Most of Earth's essential elements for life, including most of the carbon and nitrogen in you, probably came from another planet.



Earth most likely received the bulk of its carbon, nitrogen and other life-essential volatile elements from the planetary collision that created the moon more than 4.4 billion years ago, according to a study by Rice University petrologists in the journal Science Advances.


The evidence was compiled from a combination of high-temperature, high-pressure experiments in the researcher's lab, which specializes in studying geochemical reactions that take place deep within a planet under intense heat and pressure. In a series of experiments, researchers gathered evidence to test a long-standing theory that Earth's volatiles arrived from a collision with an embryonic planet that had a sulfur-rich core.

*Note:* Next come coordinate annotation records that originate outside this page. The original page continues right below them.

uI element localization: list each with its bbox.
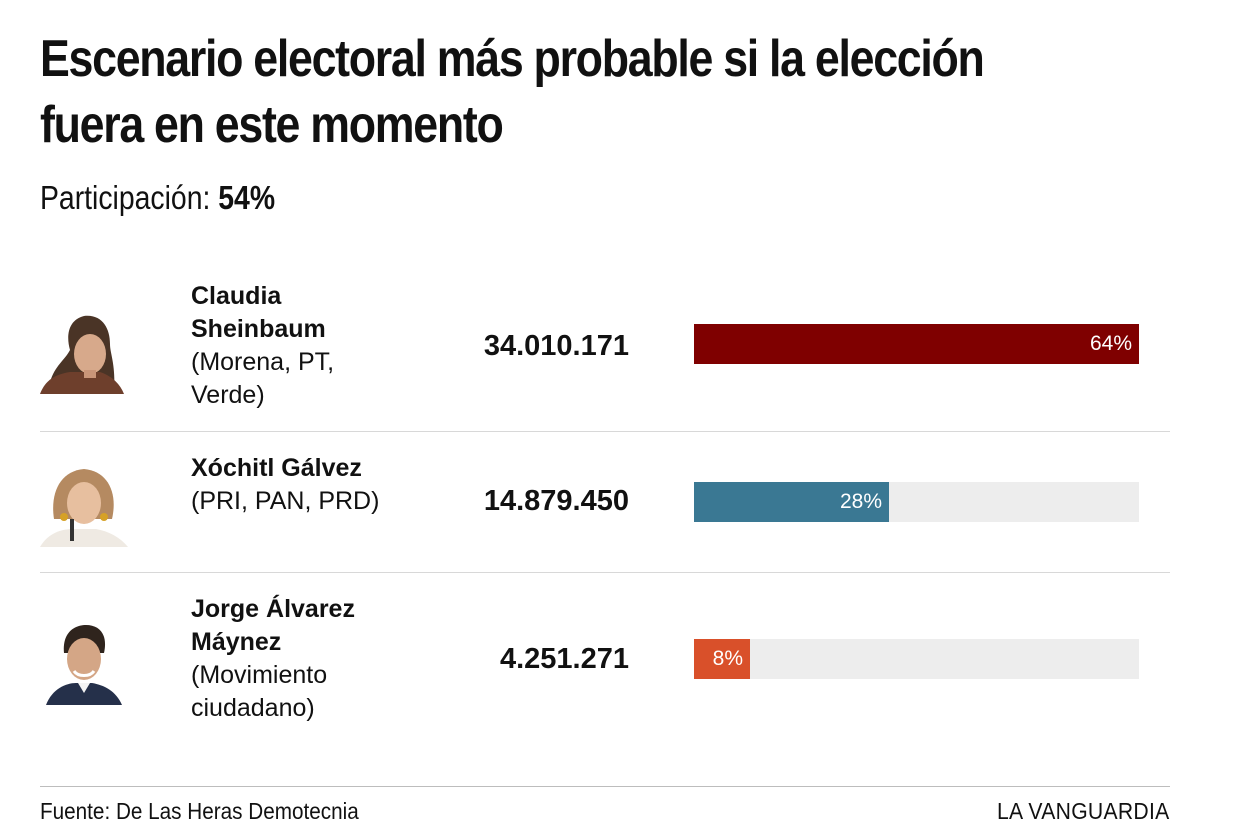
publisher-logo: LA VANGUARDIA (997, 798, 1170, 824)
footer-divider (40, 786, 1170, 787)
candidate-photo-galvez (40, 459, 128, 547)
bar-alvarez-maynez: 8% (694, 639, 750, 679)
candidate-row: Claudia Sheinbaum (Morena, PT, Verde) 34… (40, 270, 1170, 432)
candidate-votes: 4.251.271 (499, 643, 629, 675)
bar-sheinbaum: 64% (694, 324, 1139, 364)
chart-title-line-1: Escenario electoral más probable si la e… (40, 30, 985, 88)
participation-label: Participación: (40, 179, 211, 216)
chart-title: Escenario electoral más probable si la e… (40, 26, 1020, 158)
bar-percent-label: 64% (1089, 332, 1132, 355)
source-note: Fuente: De Las Heras Demotecnia (40, 798, 359, 824)
bar-track: 28% (694, 482, 1139, 522)
person-icon (40, 306, 128, 394)
candidate-name: Xóchitl Gálvez (191, 454, 362, 482)
candidate-party: (Movimiento ciudadano) (191, 661, 328, 722)
participation-value: 54% (218, 179, 276, 216)
bar-track: 64% (694, 324, 1139, 364)
chart-title-line-2: fuera en este momento (40, 96, 504, 154)
candidate-info: Claudia Sheinbaum (Morena, PT, Verde) (191, 280, 391, 412)
row-divider (40, 572, 1170, 573)
bar-galvez: 28% (694, 482, 889, 522)
candidate-votes: 14.879.450 (483, 485, 629, 517)
candidate-name: Claudia Sheinbaum (191, 282, 326, 343)
candidate-party: (Morena, PT, Verde) (191, 348, 335, 409)
bar-track: 8% (694, 639, 1139, 679)
bar-percent-label: 28% (839, 490, 882, 513)
row-divider (40, 431, 1170, 432)
candidate-votes: 34.010.171 (483, 330, 629, 362)
candidate-party: (PRI, PAN, PRD) (191, 487, 380, 515)
candidate-photo-alvarez-maynez (40, 617, 128, 705)
person-icon (40, 617, 128, 705)
candidate-info: Jorge Álvarez Máynez (Movimiento ciudada… (191, 593, 391, 725)
person-icon (40, 459, 128, 547)
candidate-info: Xóchitl Gálvez (PRI, PAN, PRD) (191, 452, 391, 518)
participation-summary: Participación: 54% (40, 176, 275, 220)
candidate-row: Jorge Álvarez Máynez (Movimiento ciudada… (40, 573, 1170, 735)
candidate-photo-sheinbaum (40, 306, 128, 394)
candidate-name: Jorge Álvarez Máynez (191, 595, 355, 656)
bar-percent-label: 8% (712, 647, 743, 670)
candidate-row: Xóchitl Gálvez (PRI, PAN, PRD) 14.879.45… (40, 432, 1170, 573)
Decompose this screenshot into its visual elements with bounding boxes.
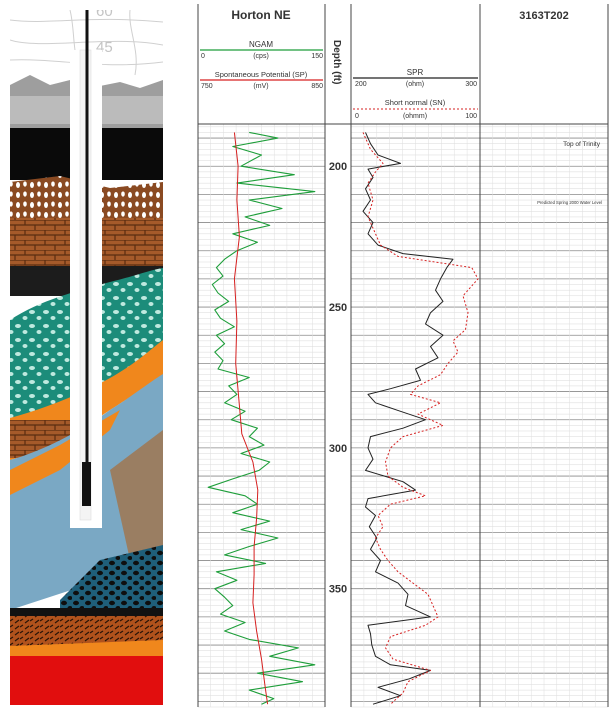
- log-grid: [198, 124, 608, 708]
- cobble-layer: [60, 545, 163, 612]
- sn-curve-label: Short normal (SN): [385, 98, 446, 107]
- well-name-title: Horton NE: [231, 8, 290, 22]
- orange-base-layer: [10, 640, 163, 660]
- log-panel: Horton NE NGAM 0 (cps) 150 Spontaneous P…: [197, 4, 609, 708]
- log-curves: [207, 131, 479, 705]
- depth-axis-label: Depth (ft): [331, 40, 342, 84]
- annotation-top-of-trinity: Top of Trinity: [563, 141, 601, 148]
- depth-tick-label: 350: [329, 584, 347, 596]
- sp-curve-label: Spontaneous Potential (SP): [215, 70, 308, 79]
- ngam-curve-label: NGAM: [249, 40, 273, 49]
- brown-fault-wedge: [110, 430, 163, 560]
- depth-tick-label: 200: [329, 161, 347, 173]
- depth-axis: 200 250 300 350: [329, 161, 347, 595]
- curve-spr: [362, 132, 454, 705]
- spr-unit: (ohm): [406, 81, 424, 88]
- annotation-water-level: Predicted Spring 2000 Water Level: [537, 200, 602, 205]
- sp-scale-min: 750: [201, 83, 213, 90]
- well-pipe: [85, 10, 89, 465]
- contour-label-upper: 60: [96, 3, 113, 20]
- spr-scale-max: 300: [465, 81, 477, 88]
- depth-tick-label: 250: [329, 302, 347, 314]
- well-screen: [82, 462, 91, 506]
- well-casing: [70, 10, 102, 528]
- ngam-unit: (cps): [253, 53, 269, 60]
- sn-scale-max: 100: [465, 113, 477, 120]
- curve-ngam: [207, 131, 316, 705]
- sp-unit: (mV): [253, 83, 268, 90]
- red-basement-layer: [10, 656, 163, 705]
- geologic-illustration: 60 45: [10, 3, 163, 705]
- ngam-scale-min: 0: [201, 53, 205, 60]
- sn-scale-min: 0: [355, 113, 359, 120]
- ngam-scale-max: 150: [311, 53, 323, 60]
- sn-unit: (ohmm): [403, 113, 427, 120]
- sp-scale-max: 850: [311, 83, 323, 90]
- depth-tick-label: 300: [329, 443, 347, 455]
- spr-curve-label: SPR: [407, 68, 424, 77]
- curve-spontaneous-potential-sp: [233, 132, 269, 705]
- well-id-title: 3163T202: [519, 10, 569, 22]
- spr-scale-min: 200: [355, 81, 367, 88]
- curve-short-normal-sn: [362, 132, 479, 705]
- black-band-lower: [10, 608, 163, 616]
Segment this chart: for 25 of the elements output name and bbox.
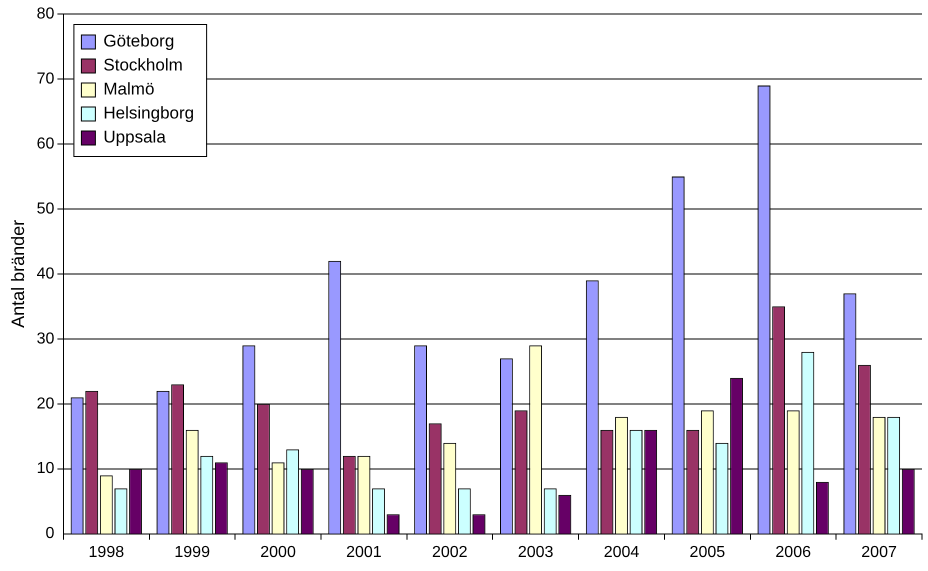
legend-label: Helsingborg <box>103 104 194 123</box>
y-tick-label: 30 <box>36 330 54 348</box>
x-tick-label: 2007 <box>861 544 897 561</box>
legend-label: Stockholm <box>103 56 183 75</box>
y-tick-label: 50 <box>36 200 54 218</box>
x-tick-label: 2001 <box>346 544 382 561</box>
x-tick-label: 2003 <box>518 544 554 561</box>
y-tick-label: 10 <box>36 460 54 478</box>
y-tick-label: 60 <box>36 135 54 152</box>
y-tick-label: 80 <box>36 5 54 22</box>
y-tick-label: 20 <box>36 395 54 412</box>
legend-label: Uppsala <box>103 128 166 147</box>
x-tick-label: 2005 <box>690 544 726 561</box>
y-tick-label: 0 <box>45 525 54 542</box>
legend-label: Göteborg <box>103 32 174 51</box>
legend-label: Malmö <box>103 80 154 99</box>
y-axis-title: Antal bränder <box>8 220 28 328</box>
x-tick-label: 2002 <box>432 544 468 561</box>
x-tick-label: 2000 <box>260 544 296 561</box>
x-tick-label: 2006 <box>775 544 812 561</box>
x-tick-label: 2004 <box>604 544 640 561</box>
y-tick-label: 70 <box>36 70 54 88</box>
x-tick-label: 1999 <box>174 544 210 561</box>
y-tick-label: 40 <box>36 265 54 282</box>
x-tick-label: 1998 <box>88 544 124 561</box>
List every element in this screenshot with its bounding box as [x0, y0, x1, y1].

The sulfur content of the donor planet's core matters because of the puzzling array of experimental evidence about the carbon, nitrogen and sulfur that exist in all parts of the Earth other than the core.

One long-standing idea about how Earth received its volatiles was the "late veneer" theory that volatile-rich meteorites, leftover chunks of primordial matter from the outer solar system, arrived after Earth's core formed. And while the isotopic signatures of Earth's volatiles match these primordial objects, known as carbonaceous chondrites, the elemental ratio of carbon to nitrogen is off. Earth's non-core material, which geologists call the bulk silicate Earth, has about 40 parts carbon to each part nitrogen, approximately twice the 20-1 ratio seen in carbonaceous chondrites.


These experiments, which simulated the high pressures and temperatures during core formation, tested the idea that a sulfur-rich planetary core might exclude carbon or nitrogen, or both, leaving much larger fractions of those elements in the bulk silicate as compared to Earth. In a series of tests at a range of temperatures and pressure, researchers examined how much carbon and nitrogen made it into the core in three scenarios: no sulfur, 10 percent sulfur and 25 percent sulfur.


Carbon, by contrast, was considerably less soluble in alloys with intermediate sulfur concentrations, and sulfur-rich alloys took up about 10 times less carbon by weight than sulfur-free alloys.


Using this information, along with the known ratios and concentrations of elements both on Earth and in non-terrestrial bodies, the researchers designed a computer simulation to find the most likely scenario that produced Earth's volatiles. Finding the answer involved varying the starting conditions, running approximately 1 billion scenarios and comparing them against the known conditions in the solar system today.